Persistent Plagues: Race, Space, and Epidemiological Thinking in Illicit Drug Use Research, 1950-1980

Samuel K. Roberts

Columbia University

Wednesday, October 21, 2020 6:00 pm EDT

The Center for Science and Society
511 Fayerweather Hall, 1180 Amsterdam Avenue
New York, NY 10027

This event is free and open to the public, RSVP to receive Zoom link. Please contact scienceandsociety@columbia.edu with any questions. 
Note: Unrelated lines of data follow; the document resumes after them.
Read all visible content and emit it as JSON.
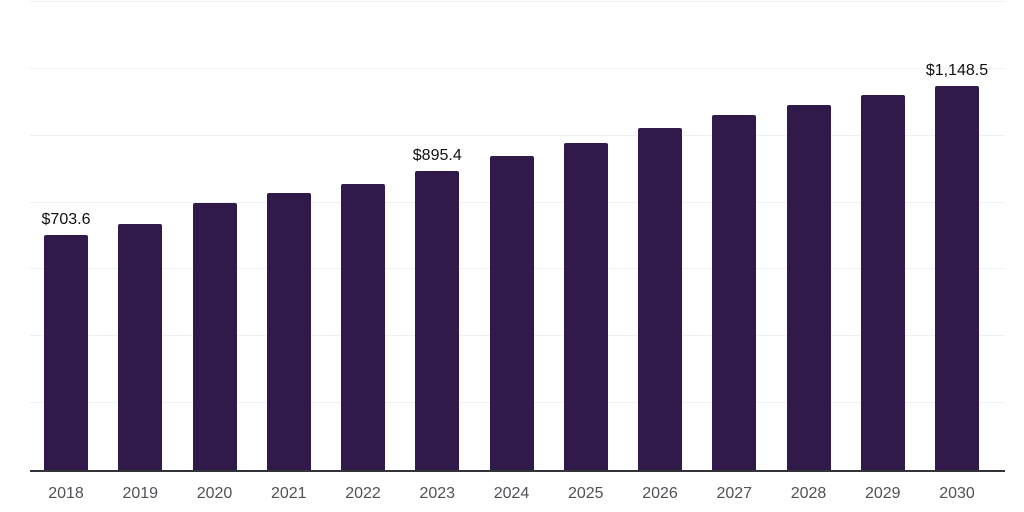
{
  "chart_data": {
    "type": "bar",
    "title": "",
    "xlabel": "",
    "ylabel": "",
    "categories": [
      "2018",
      "2019",
      "2020",
      "2021",
      "2022",
      "2023",
      "2024",
      "2025",
      "2026",
      "2027",
      "2028",
      "2029",
      "2030"
    ],
    "values": [
      703.6,
      736,
      798,
      829,
      857,
      895.4,
      940,
      978,
      1022,
      1062,
      1092,
      1122,
      1148.5
    ],
    "bar_labels": [
      "$703.6",
      null,
      null,
      null,
      null,
      "$895.4",
      null,
      null,
      null,
      null,
      null,
      null,
      "$1,148.5"
    ],
    "ylim": [
      0,
      1400
    ],
    "gridline_step": 200,
    "grid": true,
    "legend": false,
    "colors": {
      "bar": "#301a49",
      "axis_line": "#33333a",
      "gridline": "#f0f0f4",
      "tick_label": "#515156",
      "data_label": "#111111",
      "background": "#ffffff"
    }
  }
}
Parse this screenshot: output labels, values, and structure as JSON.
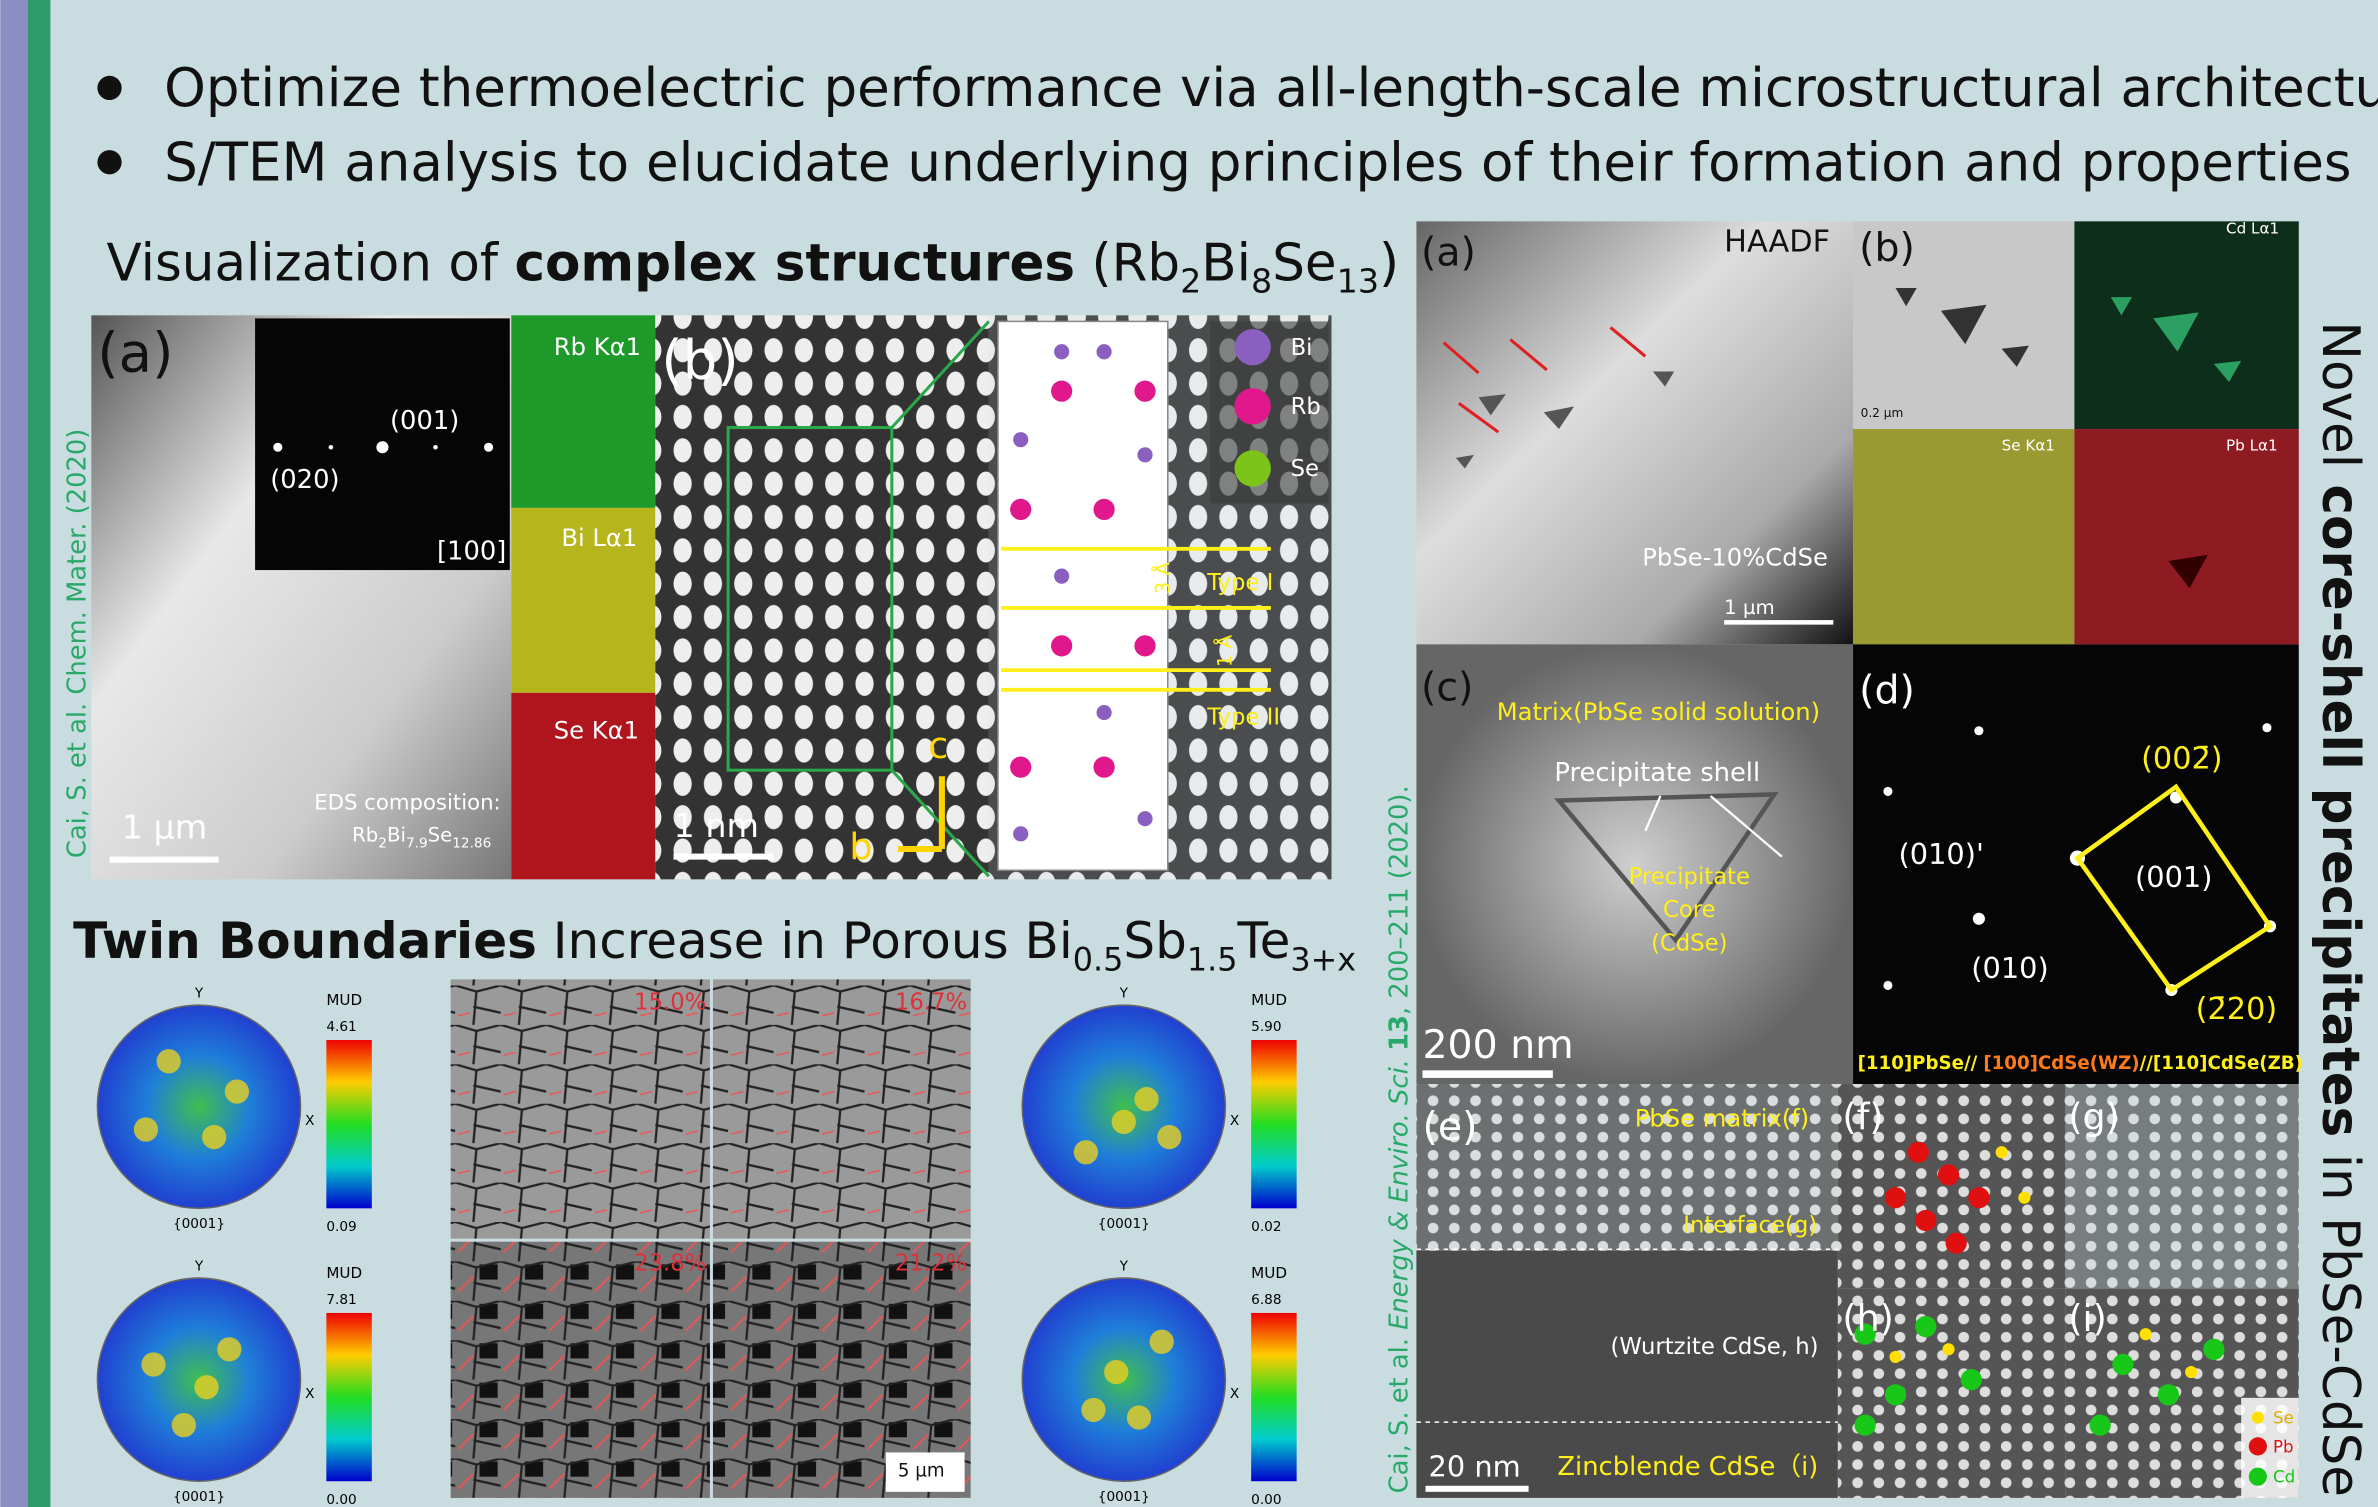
{
  "bullets": [
    "Optimize thermoelectric performance via all-length-scale microstructural architecture",
    "S/TEM analysis to elucidate underlying principles of their formation and properties"
  ],
  "left": {
    "heading": [
      "Visualization of ",
      "complex structures",
      " (Rb",
      "2",
      "Bi",
      "8",
      "Se",
      "13",
      ")"
    ],
    "citation": "Cai, S. et al. Chem. Mater. (2020)",
    "panel_a": {
      "label": "(a)",
      "scale": "1 µm",
      "diffraction": [
        "(001)",
        "(020)",
        "[100]"
      ],
      "maps": [
        "Rb Kα1",
        "Bi Lα1",
        "Se Kα1"
      ],
      "eds_title": "EDS composition:",
      "eds_formula": [
        "Rb",
        "2",
        "Bi",
        "7.9",
        "Se",
        "12.86"
      ]
    },
    "panel_b": {
      "label": "(b)",
      "scale": "1 nm",
      "axes": [
        "c",
        "b"
      ],
      "legend": [
        "Bi",
        "Rb",
        "Se"
      ],
      "types": [
        "Type I",
        "Type II"
      ],
      "spacings": [
        "3 Å",
        "1 Å"
      ]
    }
  },
  "twin": {
    "heading": [
      "Twin Boundaries",
      " Increase in Porous Bi",
      "0.5",
      "Sb",
      "1.5",
      "Te",
      "3+x"
    ],
    "axis_labels": [
      "Y",
      "X",
      "{0001}"
    ],
    "legend_title": "MUD",
    "pole_figures": [
      {
        "max": "4.61",
        "min": "0.09"
      },
      {
        "max": "7.81",
        "min": "0.00"
      },
      {
        "max": "5.90",
        "min": "0.02"
      },
      {
        "max": "6.88",
        "min": "0.00"
      }
    ],
    "fractions": [
      "15.0%",
      "16.7%",
      "23.8%",
      "21.2%"
    ],
    "scale": "5 µm"
  },
  "right": {
    "title": [
      "Novel ",
      "core-shell precipitates",
      " in PbSe-CdSe"
    ],
    "citation": [
      "Cai, S. et al. ",
      "Energy & Enviro. Sci.  ",
      "13",
      ", 200–211 (2020)."
    ],
    "panel_a": {
      "label": "(a)",
      "mode": "HAADF",
      "sample": "PbSe-10%CdSe",
      "scale": "1 µm"
    },
    "panel_b": {
      "label": "(b)",
      "scale": "0.2 µm",
      "maps": [
        "Cd Lα1",
        "Se Kα1",
        "Pb Lα1"
      ]
    },
    "panel_c": {
      "label": "(c)",
      "matrix": "Matrix(PbSe solid solution)",
      "shell": "Precipitate shell",
      "core": [
        "Precipitate",
        "Core",
        "(CdSe)"
      ],
      "scale": "200 nm"
    },
    "panel_d": {
      "label": "(d)",
      "spots": [
        "(002̄)",
        "(010)'",
        "(001)",
        "(010)",
        "(2̄20)"
      ],
      "zone": [
        "[110]PbSe//",
        "[100]CdSe(WZ)",
        "//[110]CdSe(ZB)"
      ]
    },
    "panel_e": {
      "label": "(e)",
      "regions": [
        "PbSe matrix(f)",
        "Interface(g)",
        "(Wurtzite CdSe, h)",
        "Zincblende CdSe（i)"
      ],
      "scale": "20 nm"
    },
    "insets": [
      "(f)",
      "(g)",
      "(h)",
      "(i)"
    ],
    "legend": [
      "Se",
      "Pb",
      "Cd"
    ]
  }
}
At various points in history, journalists and pundits, politicians, cultural critics, and even some public health professionals have talked about so-called “epidemics” of drug use among Black Americans. For most of them, the term was less technically descriptive of actual measurable epidemics than evocative of common anxieties -- moral panics regarding so-called “drug epidemics” actually were plague narratives, referencing general confusion regarding what historically in the United States was called “the race question” or “the urban problem.” Postwar liberals and the nascent New Right both argued that Black and Latinx urbanites were predisposed to drug use. Of course, they did so with different political aims (one to point out the psychic costs of continuing racism, the other to imply the wrongheadedness of indulgent Civil Rights and coddling antipoverty measures).
 
This talk describes evidence which showed that neither of these two positions were informed by a particularly astute understanding of the drug problem or of epidemic theory. The lack of understanding is important because both sides left many other options unexplored and each played its role in the nation’s road to the War on Drugs and mass incarceration.